During the Korean War in the 1950s, Air Force pilot John Boyd observed that American fighter pilots routinely won a majority of dogfights despite the advantages the Russian-made MIG-15s had over the American F-86s.
In 1961, Boyd wrote “Aerial Attack Study,” which recorded dogfighting tactics best practices for the first time.
He laid out a revolutionary way to think about conflict.
The OODA Loop — Observe, Orient, Decide, Act – has been implemented by military organizations across the world.
It has also been adopted by businesses to help them thrive in a volatile and highly competitive economy. To improve ROI, marketing best practices implement the OODA Loop.
Enter the world of digital marketing.
The OODA Loop applies because digital marketing is a constant experiment. From there, results are gathered using digital analytics tools to refine and experiment again.
1. Observe
The first stage in the loop includes taking in observations. Observations from unfolding circumstances, outside information, and the general environment.
This also includes making observations on the ‘Act’ stage of the loop (but more on that later).
This stage applies to digital marketing through:
- What are your current content assets? What channels have those assets been successful from?
- What have your visitors, customers and leads been reading? Where?
2. Orient
Through orienting yourself, you take in your observations and organize them compared to where you currently are.

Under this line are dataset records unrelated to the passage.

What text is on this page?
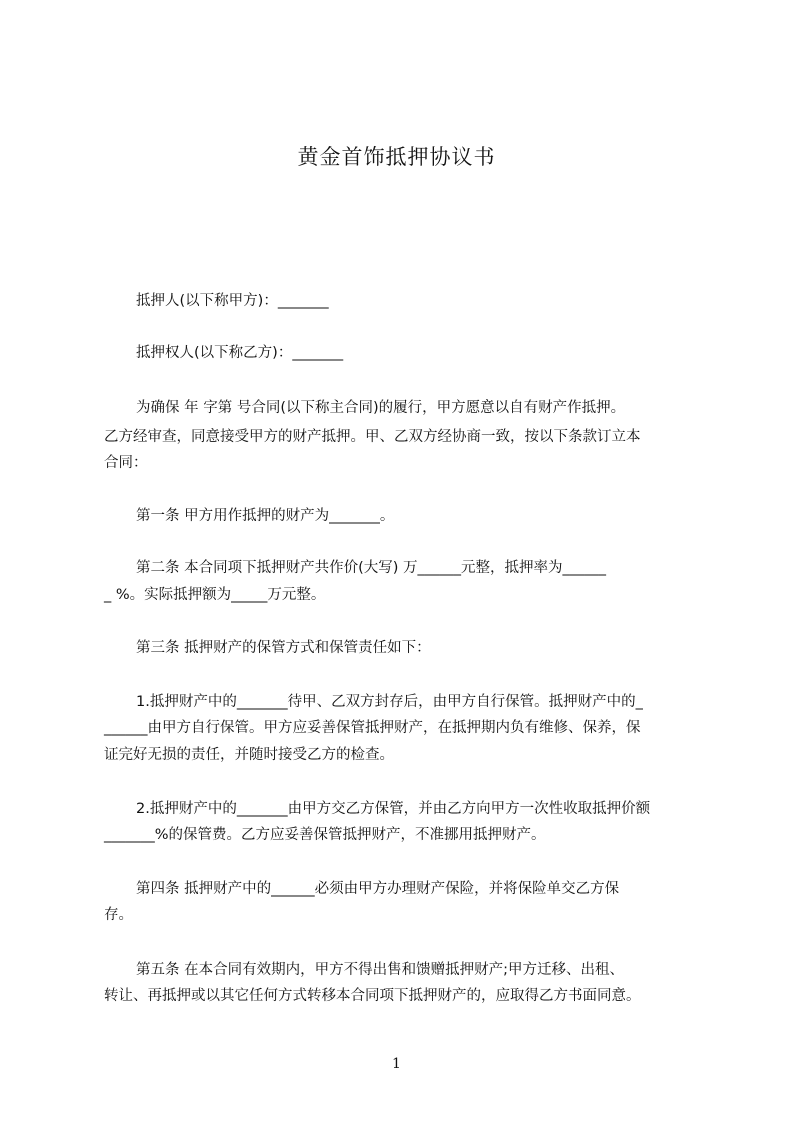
黄金首饰抵押协议书
抵押人(以下称甲方)：_______
抵押权人(以下称乙方)：_______
为确保 年 字第 号合同(以下称主合同)的履行，甲方愿意以自有财产作抵押。
乙方经审查，同意接受甲方的财产抵押。甲、乙双方经协商一致，按以下条款订立本
合同：
第一条 甲方用作抵押的财产为_______。
第二条 本合同项下抵押财产共作价(大写) 万______元整，抵押率为______
_ %。实际抵押额为_____万元整。
第三条 抵押财产的保管方式和保管责任如下：
1.抵押财产中的_______待甲、乙双方封存后，由甲方自行保管。抵押财产中的_
______由甲方自行保管。甲方应妥善保管抵押财产，在抵押期内负有维修、保养，保
证完好无损的责任，并随时接受乙方的检查。
2.抵押财产中的_______由甲方交乙方保管，并由乙方向甲方一次性收取抵押价额
_______%的保管费。乙方应妥善保管抵押财产，不准挪用抵押财产。
第四条 抵押财产中的______必须由甲方办理财产保险，并将保险单交乙方保
存。
第五条 在本合同有效期内，甲方不得出售和馈赠抵押财产;甲方迁移、出租、
转让、再抵押或以其它任何方式转移本合同项下抵押财产的，应取得乙方书面同意。
1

This stage is about deciphering information and where you need to proceed.
For example, do you have a large amount of customers using a specific social media site that you haven’t been developing enough content for?
3. Decide
This stage is where you create your experiment.
Whatever you gathered from the ‘observe’ and ‘orient’ phase of the loop, you use to make a hypothesis and test it out.

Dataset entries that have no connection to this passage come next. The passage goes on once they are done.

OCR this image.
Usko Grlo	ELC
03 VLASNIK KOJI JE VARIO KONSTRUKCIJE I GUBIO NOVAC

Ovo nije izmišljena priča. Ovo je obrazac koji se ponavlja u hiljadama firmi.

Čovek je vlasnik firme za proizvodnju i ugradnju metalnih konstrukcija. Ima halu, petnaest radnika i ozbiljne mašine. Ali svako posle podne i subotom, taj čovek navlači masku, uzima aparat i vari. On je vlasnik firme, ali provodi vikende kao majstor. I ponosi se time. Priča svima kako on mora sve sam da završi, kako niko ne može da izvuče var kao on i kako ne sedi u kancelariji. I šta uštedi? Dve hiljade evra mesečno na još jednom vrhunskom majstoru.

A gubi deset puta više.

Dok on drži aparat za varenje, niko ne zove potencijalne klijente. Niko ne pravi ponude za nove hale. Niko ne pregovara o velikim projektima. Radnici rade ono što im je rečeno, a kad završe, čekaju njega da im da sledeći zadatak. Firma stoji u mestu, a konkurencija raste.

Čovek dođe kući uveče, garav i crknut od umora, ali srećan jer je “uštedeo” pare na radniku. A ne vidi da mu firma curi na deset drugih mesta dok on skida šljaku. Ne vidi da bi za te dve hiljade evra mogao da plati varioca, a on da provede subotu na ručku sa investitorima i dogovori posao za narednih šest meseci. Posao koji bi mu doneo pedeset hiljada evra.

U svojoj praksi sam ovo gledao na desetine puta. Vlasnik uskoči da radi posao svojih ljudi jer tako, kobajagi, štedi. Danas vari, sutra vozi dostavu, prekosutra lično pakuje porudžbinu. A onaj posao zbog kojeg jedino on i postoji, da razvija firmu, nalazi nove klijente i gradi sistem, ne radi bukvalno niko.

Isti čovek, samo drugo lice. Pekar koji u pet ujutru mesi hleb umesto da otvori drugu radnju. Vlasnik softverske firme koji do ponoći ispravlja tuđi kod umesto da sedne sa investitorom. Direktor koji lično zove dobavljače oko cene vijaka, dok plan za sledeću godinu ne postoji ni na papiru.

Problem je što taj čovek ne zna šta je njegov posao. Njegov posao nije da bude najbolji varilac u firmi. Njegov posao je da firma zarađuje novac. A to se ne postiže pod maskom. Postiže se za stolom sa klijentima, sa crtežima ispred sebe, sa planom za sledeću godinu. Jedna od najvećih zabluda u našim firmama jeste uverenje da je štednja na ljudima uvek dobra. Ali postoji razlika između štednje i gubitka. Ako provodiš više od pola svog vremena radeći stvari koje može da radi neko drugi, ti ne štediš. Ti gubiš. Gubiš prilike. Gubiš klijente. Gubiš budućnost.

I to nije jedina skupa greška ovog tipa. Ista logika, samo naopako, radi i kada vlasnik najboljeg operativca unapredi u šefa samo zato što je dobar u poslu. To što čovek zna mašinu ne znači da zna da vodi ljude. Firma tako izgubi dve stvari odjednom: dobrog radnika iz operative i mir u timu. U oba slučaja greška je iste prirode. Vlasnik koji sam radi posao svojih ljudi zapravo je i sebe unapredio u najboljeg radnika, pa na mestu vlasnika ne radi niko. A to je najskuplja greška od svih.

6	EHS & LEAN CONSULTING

It’s not a blind action, and there should be a clear definition of success with a clear way to measure it.
4. Act
It may be self-explanatory, but here is where you act. You test your experiment for ‘x’ amount of time. After it’s over, you analyze how it went, what went wrong, etc.
Once that is finished, you go back to the start of the loop. You observe the results (ie, ROI) garnered from the past experiment as observations and continue looping forward.